Leaders of the striking D.C. Superior Court Trial Lawyers Association worked through the weekend attempting to persuade key dissident members to accept a city proposal for a raise after Mayor Marion Barry personally interceded in the negotiations.

The lawyers, who represent indigent defendants in Superior Court but have not taken any new cases since Sept. 6, are scheduled to vote today on a proposal to return to work Wednesday in exchange for a pay rate of $35 an hour.

The lawyers now are paid $30 an hour for court appearances and $20 for work out of court, under terms of the city's Criminal Justice Act that haven't changed in 13 years.

A tentative agreement to end the strike was reached with city officials Friday after City Council member Wilhelmina J. Rolark, head of the judiciary committee, and Council Chairman David A. Clarke agreed to take immediate steps to push through legislation raising the pay rate to $35.

The mayor has also pledged to reprogram $4.1 million in the coming fiscal year budget to fund the raise after demanding that the striking lawyers return to work Wednesday.

Strike leaders predicted a stormy session when the lawyers meet today to consider the proposal. Officers of the association, which represents more than 100 attorneys, have agreed to accept the terms, but many lawyers reportedly are holding out for wages higher than those proposed.

The association previously had voted to demand pay rates of $55 an hour for court appearances and $45 an hour for work in the office. Some members believe their bargaining position has strengthened considerably over the past two weeks, but Clarke and Rolark, who have agreed to propose the higher rates later, said the higher wages would be impossible to achieve for the time being.

Association officers "are afraid that if you get tough with city officials they won't give us anything at all," said dissident member Davis Couch. "This is the first offer the city has made. And since they don't have any attorneys at the court" to represent newly indigent defendants, "I figure we can get more just by hanging tough."

One key opposition leader, strike committee chairwoman Joanne Slaight, changed her position over the weekend. Slaight, who had spearheaded efforts to press for the $55/$45 rates, said she will now support the Rolark-Clarke deal.

"It's just not worth going for more right now," Slaight said yesterday. "We're just going to have to push them on the bills they've agreed to sponsor in the future."

Slaight had opposed the tentative agreement because the legislation does not include future raises.

Couch said he will continue to oppose the agreement because he fears those concerns may never be addressed.

"However you do it, I think that everyone agrees that the lawyers always will be so politically impotent that getting a raise will require an extreme act, like going out on strike," Couch said.

"There's a faction of people who've come in at the last minute," said association vice president Karen Dixkoskoff. "They're people standing up for themselves and releasing rage at the way we've been treated for the last 13 years. They think if we can get this much in nine days, just think what we can get in 10 or 12.

"We're going to explain to them that for a number of reasons, we just can't do any better than what we already have."

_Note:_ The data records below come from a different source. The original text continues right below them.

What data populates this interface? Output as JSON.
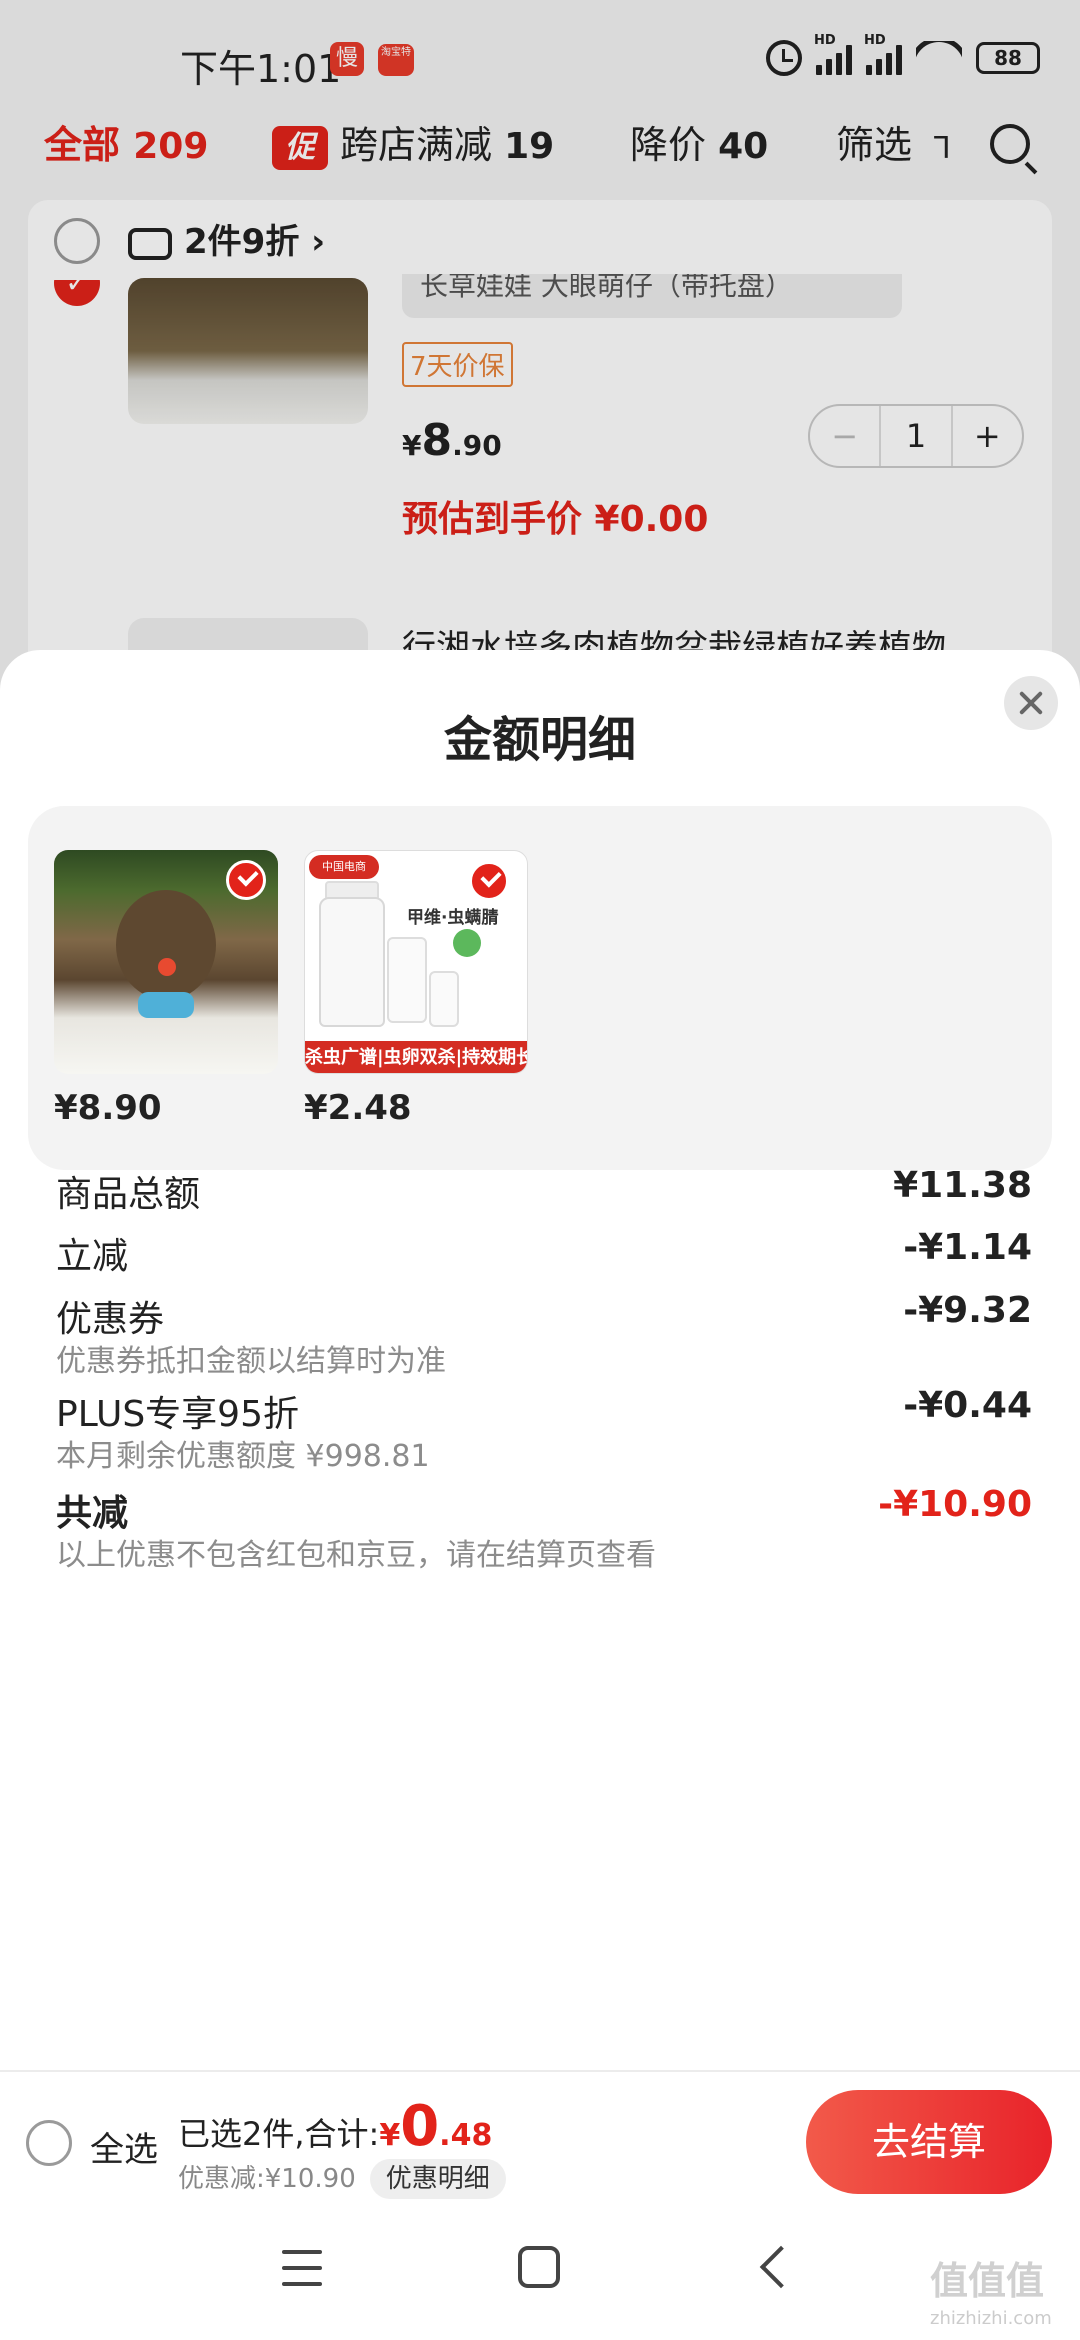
{
  "status_bar": {
    "time": "下午1:01",
    "app_badge_1": "慢",
    "app_badge_2": "淘宝特",
    "battery": "88"
  },
  "tabs": [
    {
      "label": "全部",
      "count": "209"
    },
    {
      "label": "跨店满减",
      "count": "19",
      "badge": "促"
    },
    {
      "label": "降价",
      "count": "40"
    },
    {
      "label": "筛选"
    }
  ],
  "cart": {
    "group_header": "2件9折 ›",
    "item1": {
      "variant": "长草娃娃 大眼萌仔（带托盘）",
      "tag": "7天价保",
      "price_symbol": "¥",
      "price_int": "8",
      "price_dec": ".90",
      "estimate": "预估到手价 ¥0.00",
      "qty": "1",
      "minus": "−",
      "plus": "+"
    },
    "item2": {
      "title": "行湘水培多肉植物盆栽绿植好养植物"
    }
  },
  "sheet": {
    "title": "金额明细",
    "thumbs": [
      {
        "price": "¥8.90"
      },
      {
        "price": "¥2.48",
        "brand_text": "甲维·虫螨腈",
        "banner": "杀虫广谱|虫卵双杀|持效期长",
        "logo": "中国电商"
      }
    ],
    "rows": [
      {
        "label": "商品总额",
        "value": "¥11.38"
      },
      {
        "label": "立减",
        "value": "-¥1.14"
      },
      {
        "label": "优惠券",
        "value": "-¥9.32",
        "note": "优惠券抵扣金额以结算时为准"
      },
      {
        "label": "PLUS专享95折",
        "value": "-¥0.44",
        "note": "本月剩余优惠额度 ¥998.81"
      },
      {
        "label": "共减",
        "value": "-¥10.90",
        "note": "以上优惠不包含红包和京豆，请在结算页查看"
      }
    ]
  },
  "bottom_bar": {
    "select_all": "全选",
    "selected_text": "已选2件,合计:",
    "total_symbol": "¥",
    "total_int": "0",
    "total_dec": ".48",
    "discount_text": "优惠减:¥10.90",
    "detail_chip": "优惠明细",
    "checkout": "去结算"
  },
  "watermark": {
    "text": "值值值",
    "sub": "zhizhizhi.com"
  },
  "colors": {
    "accent": "#e2231a",
    "sheet_bg": "#ffffff",
    "thumb_panel": "#f3f3f3"
  }
}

Rolark said Friday that if the lawyers approve the package today, she will immediately convene a special session of the judiciary committee to consider the $35 bill. If the measure is passed by the committee, Clarke promised to move to waive rules so that the full council could take up the measure Tuesday.

Public Defender Service director Frank Carter last week predicted that court operations will "reach a crisis point" early this week if steps to end the strike are not taken immediately.

The agency, a semi-autonomous office with a board of directors appointed by the mayor and local and federal chief judges, has been actively recruiting attorneys from law firms to represent indigent defendents during the strike but not enough attorneys have volunteered, Carter said.

On Friday, three Public Defender Service attorneys were forced to accept 32 newly arrested indigent defendants as clients, triple the number of cases the agency normally accepts each day. Arraignments involving three defendents had to be postponed because no attorneys were available to represent them.

Thursday night, Mayor Barry became personally involved in the negotiations when he called association leaders and met with Dixkoskoff, association president Ralph Perrotta and association secretary Greg Addison over dinner.

Barry told them he would fund the $35 pay rate if the leaders convince the membership to accept the proposal and return to work Wednesday. Barry confirmed his promise in a letter to Rolark Friday.

Rolark told the lawyers she would refuse to present the bill to the committee if the proposal is voted down, the lawyers said.

"I'm going to do my best to see that it's passed," Perrotta said yesterday. "The negotiations from the beginning have been around the bill. We've committed ourselves personally to get behind the proposal and persuade the others to accept it."

Since the lawyers walked out, they have received growing support from the D.C. Bar and other local lawyer groups.

As a further element of the tentative agreement reached last week, the bar's board of governors voted to form a committee to oversee efforts to pass legislation for the $55/$45 rates, Dixkoskoff said.